In the kitchen, near the connecting door, the two women eyed each other. "Well," exclaimed Helen, "that was the strangest thing I ever heard. So that's what's going on between you and Ed, that painting. You could have told me about it."

"I doubt that," said Myra. "What could I have said?" "You can tell me now, can't you? I'm a little confused. That woman, is she a real woman or not?"

"That's just the kind of question I can't answer. Because I've no way of knowing whether it makes any difference."

"Myra, you're positively exasperating." "Well, if it'll make you feel any better, she's not real in the way I am. That's why I can't feel about it the way you think I should."

"I'm not sure I follow you at all." "Don't you see, she means something to Dan. Something I don't understand at all. What's more, I don't see why I should have to understand it. Why must I?"

"You astonish me," Helen said, speaking thickly through compressed lips. Her voice rose. "How can you even begin to feel comfortable with a man you don't understand?"

Myra, her forehead creased in a frown, settled herself slowly into a chair alongside the kitchen table. Presently, the frown faded.
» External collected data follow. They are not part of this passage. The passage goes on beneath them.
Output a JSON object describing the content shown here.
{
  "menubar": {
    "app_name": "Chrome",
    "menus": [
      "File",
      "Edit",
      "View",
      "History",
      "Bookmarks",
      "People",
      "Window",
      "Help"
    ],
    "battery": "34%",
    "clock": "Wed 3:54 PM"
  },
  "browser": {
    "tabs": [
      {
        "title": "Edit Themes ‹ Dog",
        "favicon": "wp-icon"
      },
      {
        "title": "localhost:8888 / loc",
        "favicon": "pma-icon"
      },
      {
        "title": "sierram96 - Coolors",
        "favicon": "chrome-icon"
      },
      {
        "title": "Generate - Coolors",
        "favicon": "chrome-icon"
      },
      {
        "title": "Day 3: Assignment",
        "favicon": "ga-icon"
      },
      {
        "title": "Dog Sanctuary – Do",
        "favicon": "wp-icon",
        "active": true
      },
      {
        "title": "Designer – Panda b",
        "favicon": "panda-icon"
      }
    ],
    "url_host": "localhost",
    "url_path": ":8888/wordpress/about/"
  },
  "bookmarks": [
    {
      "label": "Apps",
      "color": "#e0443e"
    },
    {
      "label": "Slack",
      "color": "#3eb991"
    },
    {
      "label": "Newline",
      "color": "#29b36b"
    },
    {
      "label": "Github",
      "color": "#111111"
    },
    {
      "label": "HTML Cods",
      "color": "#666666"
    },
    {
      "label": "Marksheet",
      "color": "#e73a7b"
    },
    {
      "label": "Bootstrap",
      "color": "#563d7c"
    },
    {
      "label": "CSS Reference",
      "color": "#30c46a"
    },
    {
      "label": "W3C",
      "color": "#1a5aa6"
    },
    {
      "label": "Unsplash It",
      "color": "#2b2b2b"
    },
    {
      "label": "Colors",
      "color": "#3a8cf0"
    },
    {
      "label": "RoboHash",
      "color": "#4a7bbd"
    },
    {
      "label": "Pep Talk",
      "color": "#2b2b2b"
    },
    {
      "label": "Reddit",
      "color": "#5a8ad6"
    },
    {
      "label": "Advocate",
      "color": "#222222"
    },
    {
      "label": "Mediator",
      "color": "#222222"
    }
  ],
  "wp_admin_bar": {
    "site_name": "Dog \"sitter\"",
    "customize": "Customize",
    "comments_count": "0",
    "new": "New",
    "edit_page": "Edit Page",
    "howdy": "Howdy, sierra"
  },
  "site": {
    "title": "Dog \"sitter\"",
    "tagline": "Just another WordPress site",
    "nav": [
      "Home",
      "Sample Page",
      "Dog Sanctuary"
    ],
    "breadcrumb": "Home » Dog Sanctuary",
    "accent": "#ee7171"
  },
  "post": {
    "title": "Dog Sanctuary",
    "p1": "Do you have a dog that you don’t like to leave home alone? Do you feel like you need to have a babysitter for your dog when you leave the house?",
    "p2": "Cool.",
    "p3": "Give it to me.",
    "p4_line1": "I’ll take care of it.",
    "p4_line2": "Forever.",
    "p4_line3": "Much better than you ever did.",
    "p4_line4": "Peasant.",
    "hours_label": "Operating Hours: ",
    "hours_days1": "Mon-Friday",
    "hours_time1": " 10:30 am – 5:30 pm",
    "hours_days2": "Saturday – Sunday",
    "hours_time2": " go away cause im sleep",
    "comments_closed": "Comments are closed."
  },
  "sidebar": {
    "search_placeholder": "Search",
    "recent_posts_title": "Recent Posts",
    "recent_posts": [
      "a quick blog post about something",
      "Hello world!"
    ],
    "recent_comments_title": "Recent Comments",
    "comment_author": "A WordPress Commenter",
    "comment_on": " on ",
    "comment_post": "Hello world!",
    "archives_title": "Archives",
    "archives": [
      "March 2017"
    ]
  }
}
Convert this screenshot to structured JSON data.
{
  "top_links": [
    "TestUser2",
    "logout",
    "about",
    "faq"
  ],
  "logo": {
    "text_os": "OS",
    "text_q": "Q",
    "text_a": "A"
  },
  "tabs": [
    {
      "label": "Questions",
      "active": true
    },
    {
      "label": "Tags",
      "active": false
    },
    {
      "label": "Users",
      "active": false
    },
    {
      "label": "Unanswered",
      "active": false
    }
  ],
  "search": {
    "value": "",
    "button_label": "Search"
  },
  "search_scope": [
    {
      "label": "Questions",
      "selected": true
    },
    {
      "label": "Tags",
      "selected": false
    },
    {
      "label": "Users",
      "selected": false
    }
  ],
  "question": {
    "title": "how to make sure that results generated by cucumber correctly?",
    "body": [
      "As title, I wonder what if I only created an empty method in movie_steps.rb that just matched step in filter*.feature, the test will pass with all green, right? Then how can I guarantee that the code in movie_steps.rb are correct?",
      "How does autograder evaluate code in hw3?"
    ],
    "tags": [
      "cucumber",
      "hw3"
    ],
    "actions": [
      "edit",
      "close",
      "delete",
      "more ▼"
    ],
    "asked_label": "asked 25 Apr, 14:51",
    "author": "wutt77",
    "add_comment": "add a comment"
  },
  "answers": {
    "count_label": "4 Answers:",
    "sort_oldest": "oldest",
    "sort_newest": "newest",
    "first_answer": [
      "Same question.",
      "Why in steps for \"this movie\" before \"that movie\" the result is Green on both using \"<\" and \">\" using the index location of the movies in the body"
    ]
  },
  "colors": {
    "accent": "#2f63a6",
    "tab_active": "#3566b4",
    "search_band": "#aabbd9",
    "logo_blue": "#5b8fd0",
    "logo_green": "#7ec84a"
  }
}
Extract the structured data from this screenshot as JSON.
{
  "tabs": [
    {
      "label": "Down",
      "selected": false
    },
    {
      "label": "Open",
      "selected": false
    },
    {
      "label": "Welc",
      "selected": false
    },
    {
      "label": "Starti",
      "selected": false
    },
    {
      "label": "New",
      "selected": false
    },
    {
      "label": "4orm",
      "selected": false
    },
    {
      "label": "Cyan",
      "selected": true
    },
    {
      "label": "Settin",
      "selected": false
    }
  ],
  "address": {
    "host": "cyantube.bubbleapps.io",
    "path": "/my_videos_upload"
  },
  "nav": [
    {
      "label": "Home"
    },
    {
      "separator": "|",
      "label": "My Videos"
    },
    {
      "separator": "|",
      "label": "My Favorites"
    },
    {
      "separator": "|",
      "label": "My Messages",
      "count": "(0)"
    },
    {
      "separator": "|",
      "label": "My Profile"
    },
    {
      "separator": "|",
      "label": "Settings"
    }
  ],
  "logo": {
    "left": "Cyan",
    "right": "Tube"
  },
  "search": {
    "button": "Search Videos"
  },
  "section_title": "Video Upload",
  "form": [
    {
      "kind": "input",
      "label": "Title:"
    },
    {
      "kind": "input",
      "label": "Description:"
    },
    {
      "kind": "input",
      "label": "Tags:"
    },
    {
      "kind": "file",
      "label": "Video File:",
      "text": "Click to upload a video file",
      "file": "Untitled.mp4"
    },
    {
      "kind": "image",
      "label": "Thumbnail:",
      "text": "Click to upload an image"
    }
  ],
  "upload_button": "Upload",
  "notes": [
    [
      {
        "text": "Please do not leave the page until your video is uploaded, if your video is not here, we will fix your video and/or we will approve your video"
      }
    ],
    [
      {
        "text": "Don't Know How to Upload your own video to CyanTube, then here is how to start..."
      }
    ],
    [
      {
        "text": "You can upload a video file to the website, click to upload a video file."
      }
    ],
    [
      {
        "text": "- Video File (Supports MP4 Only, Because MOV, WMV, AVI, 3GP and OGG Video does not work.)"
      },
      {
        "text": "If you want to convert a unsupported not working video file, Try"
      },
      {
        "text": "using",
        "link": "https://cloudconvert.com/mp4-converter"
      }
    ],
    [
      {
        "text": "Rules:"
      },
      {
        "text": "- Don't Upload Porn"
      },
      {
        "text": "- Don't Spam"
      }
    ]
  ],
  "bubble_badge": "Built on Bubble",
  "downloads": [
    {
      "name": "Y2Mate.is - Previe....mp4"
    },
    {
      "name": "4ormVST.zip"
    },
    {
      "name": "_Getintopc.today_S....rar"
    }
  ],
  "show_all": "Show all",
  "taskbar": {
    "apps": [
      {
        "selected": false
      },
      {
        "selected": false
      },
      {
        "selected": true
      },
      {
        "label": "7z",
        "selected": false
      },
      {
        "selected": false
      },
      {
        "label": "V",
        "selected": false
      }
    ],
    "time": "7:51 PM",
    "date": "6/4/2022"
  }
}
She gazed up at her sister with an excited glow in her eyes. "Yes, of course it would bother you. I'm sure it would. Maybe that's the best explanation I can give you."

"What, ?" said Helen, looming over the other. "That I'd insist on understanding my own husband? You call that an explanation?"

Myra nodded her head in eager affirmation. "Of course. Don't you see? Just that difference between us, that you'd insist, and I wouldn't."

Helen continued to stand there, watching her sister. A variety of expressions seemed to work their way across her taut features. She appeared on the verge of saying something, then apparently changed her mind. Seizing the back of a chair, she too seated herself at the table. She suddenly looked tired.

"Really, Helen," Myra insisted with a faint secret smile of relief. "Wouldn't you say so?"